The same New York State Attorney General is arguing to federal courts, repeatedly, that Appellate Divisions and attorney disciplinary committees are not administrative agencies, but are members of the judiciary branch.
Those two arguments are mutually exclusive, and, thus, frivolous and fraudulent.
But, who is going to discipline the New York State Attorney General when he represents all judges in the State of New York, and when he represents all attorney disciplinary investigators and prosecutors in New York who can easily yank law licenses from all judges in federal courts sitting in New York, thus subjecting them to impeachment - while judges are reviewing civil rights actions where New York State Attorney General is opposing such civil rights lawsuits, and is advancing these mutually exclusive, and thus, fraudulent arguments?
Once again, who is going to discipline the New York State Attorney General for making fraudulent arguments to the court while representing regulators of the judges' own law licenses?
Yet, while the New York State Attorney General can continue to lie all he (and his staff) wants to courts in view of their apparently impunity, it is quite apparent that, conceptually, the same law license cannot possibly serve BOTH as a measure of protection of the public, AND as a "public benefit" given by the state to lawyers, from whom the state government is protecting the public by means of that same law license.
Moreover, when the New York State Attorney General acknowledges that a law license is a "public benefit provided by a State agency" in one setting, it is then fraudulent to assert that courts and their attorney disciplinary boards do not operate in attorney regulation as agencies (executive branch), but operate as courts (judiciary branch), in order to obtain benefits for the government that is available to the judicial branch and is not available to the executive branch.

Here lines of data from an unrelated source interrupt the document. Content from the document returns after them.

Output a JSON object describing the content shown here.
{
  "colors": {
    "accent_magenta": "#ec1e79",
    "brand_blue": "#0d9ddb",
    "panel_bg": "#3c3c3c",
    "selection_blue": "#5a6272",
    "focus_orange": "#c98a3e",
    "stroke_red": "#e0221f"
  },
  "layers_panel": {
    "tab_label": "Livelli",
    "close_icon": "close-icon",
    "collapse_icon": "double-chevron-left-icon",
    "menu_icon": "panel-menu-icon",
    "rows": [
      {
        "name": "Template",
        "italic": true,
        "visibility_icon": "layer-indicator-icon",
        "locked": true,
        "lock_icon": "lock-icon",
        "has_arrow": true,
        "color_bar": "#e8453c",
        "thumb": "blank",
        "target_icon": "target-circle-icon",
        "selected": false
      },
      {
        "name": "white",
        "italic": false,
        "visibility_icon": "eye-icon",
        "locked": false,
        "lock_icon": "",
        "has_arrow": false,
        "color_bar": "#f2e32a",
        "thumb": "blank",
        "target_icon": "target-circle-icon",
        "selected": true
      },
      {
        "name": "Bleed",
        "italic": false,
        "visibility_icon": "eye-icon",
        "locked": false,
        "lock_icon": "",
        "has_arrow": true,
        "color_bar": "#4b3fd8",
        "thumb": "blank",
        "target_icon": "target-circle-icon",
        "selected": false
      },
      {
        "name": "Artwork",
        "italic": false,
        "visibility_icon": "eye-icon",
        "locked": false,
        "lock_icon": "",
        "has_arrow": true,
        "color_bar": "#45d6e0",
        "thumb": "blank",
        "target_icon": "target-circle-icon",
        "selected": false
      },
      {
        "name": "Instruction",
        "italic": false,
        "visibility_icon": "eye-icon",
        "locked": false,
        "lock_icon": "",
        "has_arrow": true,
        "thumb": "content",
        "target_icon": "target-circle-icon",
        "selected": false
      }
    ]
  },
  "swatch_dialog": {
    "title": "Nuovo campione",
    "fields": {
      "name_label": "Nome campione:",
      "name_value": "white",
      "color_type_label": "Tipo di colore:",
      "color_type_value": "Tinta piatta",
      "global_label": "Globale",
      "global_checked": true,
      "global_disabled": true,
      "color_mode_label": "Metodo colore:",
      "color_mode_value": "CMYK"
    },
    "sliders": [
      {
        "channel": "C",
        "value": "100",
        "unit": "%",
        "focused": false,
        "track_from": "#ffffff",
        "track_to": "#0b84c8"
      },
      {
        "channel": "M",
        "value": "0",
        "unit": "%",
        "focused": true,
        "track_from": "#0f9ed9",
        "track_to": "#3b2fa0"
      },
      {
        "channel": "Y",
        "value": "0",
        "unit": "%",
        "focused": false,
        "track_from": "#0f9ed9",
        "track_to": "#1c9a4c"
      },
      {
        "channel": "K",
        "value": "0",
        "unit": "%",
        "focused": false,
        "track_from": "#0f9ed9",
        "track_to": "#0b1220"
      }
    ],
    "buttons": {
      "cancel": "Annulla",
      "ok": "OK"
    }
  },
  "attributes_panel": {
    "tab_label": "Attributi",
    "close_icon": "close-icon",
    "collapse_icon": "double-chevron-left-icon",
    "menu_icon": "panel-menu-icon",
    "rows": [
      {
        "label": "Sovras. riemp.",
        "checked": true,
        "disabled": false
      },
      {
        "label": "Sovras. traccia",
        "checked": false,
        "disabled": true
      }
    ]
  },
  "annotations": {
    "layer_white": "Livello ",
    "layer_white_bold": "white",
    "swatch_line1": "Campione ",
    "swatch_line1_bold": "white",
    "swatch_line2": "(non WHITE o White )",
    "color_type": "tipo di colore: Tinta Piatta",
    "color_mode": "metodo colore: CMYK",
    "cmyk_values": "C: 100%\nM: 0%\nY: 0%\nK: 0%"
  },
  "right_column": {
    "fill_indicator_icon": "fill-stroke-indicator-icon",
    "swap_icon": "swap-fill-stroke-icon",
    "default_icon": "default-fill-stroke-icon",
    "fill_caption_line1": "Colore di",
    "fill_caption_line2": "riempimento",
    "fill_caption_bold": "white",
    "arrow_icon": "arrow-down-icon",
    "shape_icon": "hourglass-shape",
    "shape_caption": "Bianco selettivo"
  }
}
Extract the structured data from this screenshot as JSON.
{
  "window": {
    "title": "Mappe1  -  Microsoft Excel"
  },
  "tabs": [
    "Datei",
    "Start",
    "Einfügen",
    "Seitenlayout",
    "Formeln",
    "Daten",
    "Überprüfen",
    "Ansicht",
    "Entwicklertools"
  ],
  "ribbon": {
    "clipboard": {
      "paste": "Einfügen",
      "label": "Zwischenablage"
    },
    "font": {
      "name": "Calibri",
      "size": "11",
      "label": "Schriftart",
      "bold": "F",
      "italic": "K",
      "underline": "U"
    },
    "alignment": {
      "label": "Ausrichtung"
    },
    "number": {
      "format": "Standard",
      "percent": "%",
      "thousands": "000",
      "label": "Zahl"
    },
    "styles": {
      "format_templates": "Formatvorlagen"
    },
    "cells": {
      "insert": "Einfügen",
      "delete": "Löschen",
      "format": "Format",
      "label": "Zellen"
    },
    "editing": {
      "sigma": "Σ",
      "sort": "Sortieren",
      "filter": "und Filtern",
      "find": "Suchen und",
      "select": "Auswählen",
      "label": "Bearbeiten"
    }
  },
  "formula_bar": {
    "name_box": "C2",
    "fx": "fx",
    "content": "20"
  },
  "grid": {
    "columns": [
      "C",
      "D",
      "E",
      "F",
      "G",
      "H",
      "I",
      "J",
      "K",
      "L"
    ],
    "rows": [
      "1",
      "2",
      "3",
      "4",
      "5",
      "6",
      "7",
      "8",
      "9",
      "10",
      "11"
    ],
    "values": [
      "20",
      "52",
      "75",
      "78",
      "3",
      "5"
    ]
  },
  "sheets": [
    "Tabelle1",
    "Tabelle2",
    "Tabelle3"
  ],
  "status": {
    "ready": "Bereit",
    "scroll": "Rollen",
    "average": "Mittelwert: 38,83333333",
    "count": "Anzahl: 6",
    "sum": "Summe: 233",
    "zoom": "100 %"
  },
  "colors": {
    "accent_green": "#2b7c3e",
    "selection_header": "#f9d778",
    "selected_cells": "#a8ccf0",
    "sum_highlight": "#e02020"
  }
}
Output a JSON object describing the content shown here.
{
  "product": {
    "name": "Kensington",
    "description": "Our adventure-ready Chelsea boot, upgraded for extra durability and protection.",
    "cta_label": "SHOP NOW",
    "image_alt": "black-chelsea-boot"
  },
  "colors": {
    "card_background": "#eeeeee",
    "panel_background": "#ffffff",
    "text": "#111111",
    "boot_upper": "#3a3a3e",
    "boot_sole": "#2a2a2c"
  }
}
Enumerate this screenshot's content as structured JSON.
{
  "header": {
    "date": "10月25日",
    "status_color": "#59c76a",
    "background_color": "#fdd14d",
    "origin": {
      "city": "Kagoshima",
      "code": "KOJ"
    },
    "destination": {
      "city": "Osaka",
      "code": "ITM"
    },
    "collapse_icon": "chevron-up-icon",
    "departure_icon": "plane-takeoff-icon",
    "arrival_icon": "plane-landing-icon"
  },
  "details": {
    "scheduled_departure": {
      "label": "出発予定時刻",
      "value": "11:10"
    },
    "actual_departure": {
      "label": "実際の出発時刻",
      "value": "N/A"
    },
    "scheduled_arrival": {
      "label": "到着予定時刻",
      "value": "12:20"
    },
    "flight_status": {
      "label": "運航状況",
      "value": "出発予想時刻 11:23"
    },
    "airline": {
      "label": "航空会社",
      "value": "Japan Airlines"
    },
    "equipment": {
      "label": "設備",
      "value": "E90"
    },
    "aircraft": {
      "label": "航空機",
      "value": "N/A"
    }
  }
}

That's another "chameleon" argument by the New York State Attorney General that is inherently incompatible.
Had New York State Attorney General been consistent in its argument that attorney regulation is for protection of the public and that the regulating court is not acting as an agency, but as a court, it would have advanced two arguments in the Matter of Vargas that it did not advance:
- 8 U.S.C. 1621 is not applicable to attorney regulation because a law license is not a public benefit to the attorney, but is a measure of protection of the public, not attorneys;
- 8 U.S.C. 1621 is not applicable because the regulator in the proceedings is not a "State agency", but a court.
None of these arguments were advanced, instead, the N.Y.S. Attorney General wholly endorsed both points:
- that a law license is a public benefit to the attorney and not a measure of protection for the public (because it cannot be both); and
- that the regulating court that issues and revokes licenses it a "State agency".
I understand that, given the absolute impunity from any discipline or accountability, and the ability to have "independent" federal judges (licensed attorneys regulated by private attorney disciplinary boards sitting in secret) rule in their favor, no matter what the law says - one and the same thing, the law license and regulation, cannot be used to provide benefits to both sides - to protect the consumers from attorneys, and to provide a benefit to the attorney.
As I said, truth sometimes seeps out inadvertently.